Muerte. Espera a que sea hora y vendré sin que me llames.
Moda. Señora Muerte.
Muerte. Vete al diablo. Vendré cuando no lo quieras.
Moda. Como si yo no fuese inmortal.
Muerte. ¿Inmortal? Pasado el año mil se terminaron los tiempos de los inmortales.
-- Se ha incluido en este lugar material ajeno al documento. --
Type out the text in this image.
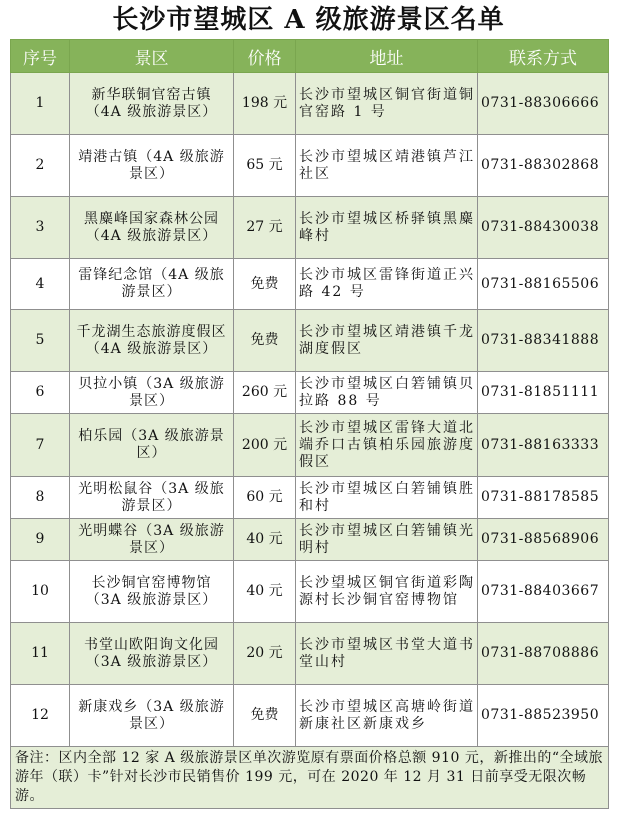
长沙市望城区 A 级旅游景区名单
序号	景区	价格	地址	联系方式
1	新华联铜官窑古镇（4A 级旅游景区）	198 元	长沙市望城区铜官街道铜官窑路 1 号	0731-88306666
2	靖港古镇（4A 级旅游景区）	65 元	长沙市望城区靖港镇芦江社区	0731-88302868
3	黑麋峰国家森林公园（4A 级旅游景区）	27 元	长沙市望城区桥驿镇黑麋峰村	0731-88430038
4	雷锋纪念馆（4A 级旅游景区）	免费	长沙市城区雷锋街道正兴路 42 号	0731-88165506
5	千龙湖生态旅游度假区（4A 级旅游景区）	免费	长沙市望城区靖港镇千龙湖度假区	0731-88341888
6	贝拉小镇（3A 级旅游景区）	260 元	长沙市望城区白箬铺镇贝拉路 88 号	0731-81851111
7	柏乐园（3A 级旅游景区）	200 元	长沙市望城区雷锋大道北端乔口古镇柏乐园旅游度假区	0731-88163333
8	光明松鼠谷（3A 级旅游景区）	60 元	长沙市望城区白箬铺镇胜和村	0731-88178585
9	光明蝶谷（3A 级旅游景区）	40 元	长沙市望城区白箬铺镇光明村	0731-88568906
10	长沙铜官窑博物馆（3A 级旅游景区）	40 元	长沙望城区铜官街道彩陶源村长沙铜官窑博物馆	0731-88403667
11	书堂山欧阳询文化园（3A 级旅游景区）	20 元	长沙市望城区书堂大道书堂山村	0731-88708886
12	新康戏乡（3A 级旅游景区）	免费	长沙市望城区高塘岭街道新康社区新康戏乡	0731-88523950
备注：区内全部 12 家 A 级旅游景区单次游览原有票面价格总额 910 元，新推出的“全域旅游年（联）卡”针对长沙市民销售价 199 元，可在 2020 年 12 月 31 日前享受无限次畅游。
Moda. ¿La señora también es petrarquista como si fuese un lírico italiano del mil quinientos
o del mil ochocientos?
Muerte. Me son queridas las rimas de Petrarca porque en ellas encuentro mi triunfo, y
porque hablan de mí casi en
todas partes. Pero, vamos, quítate de encima.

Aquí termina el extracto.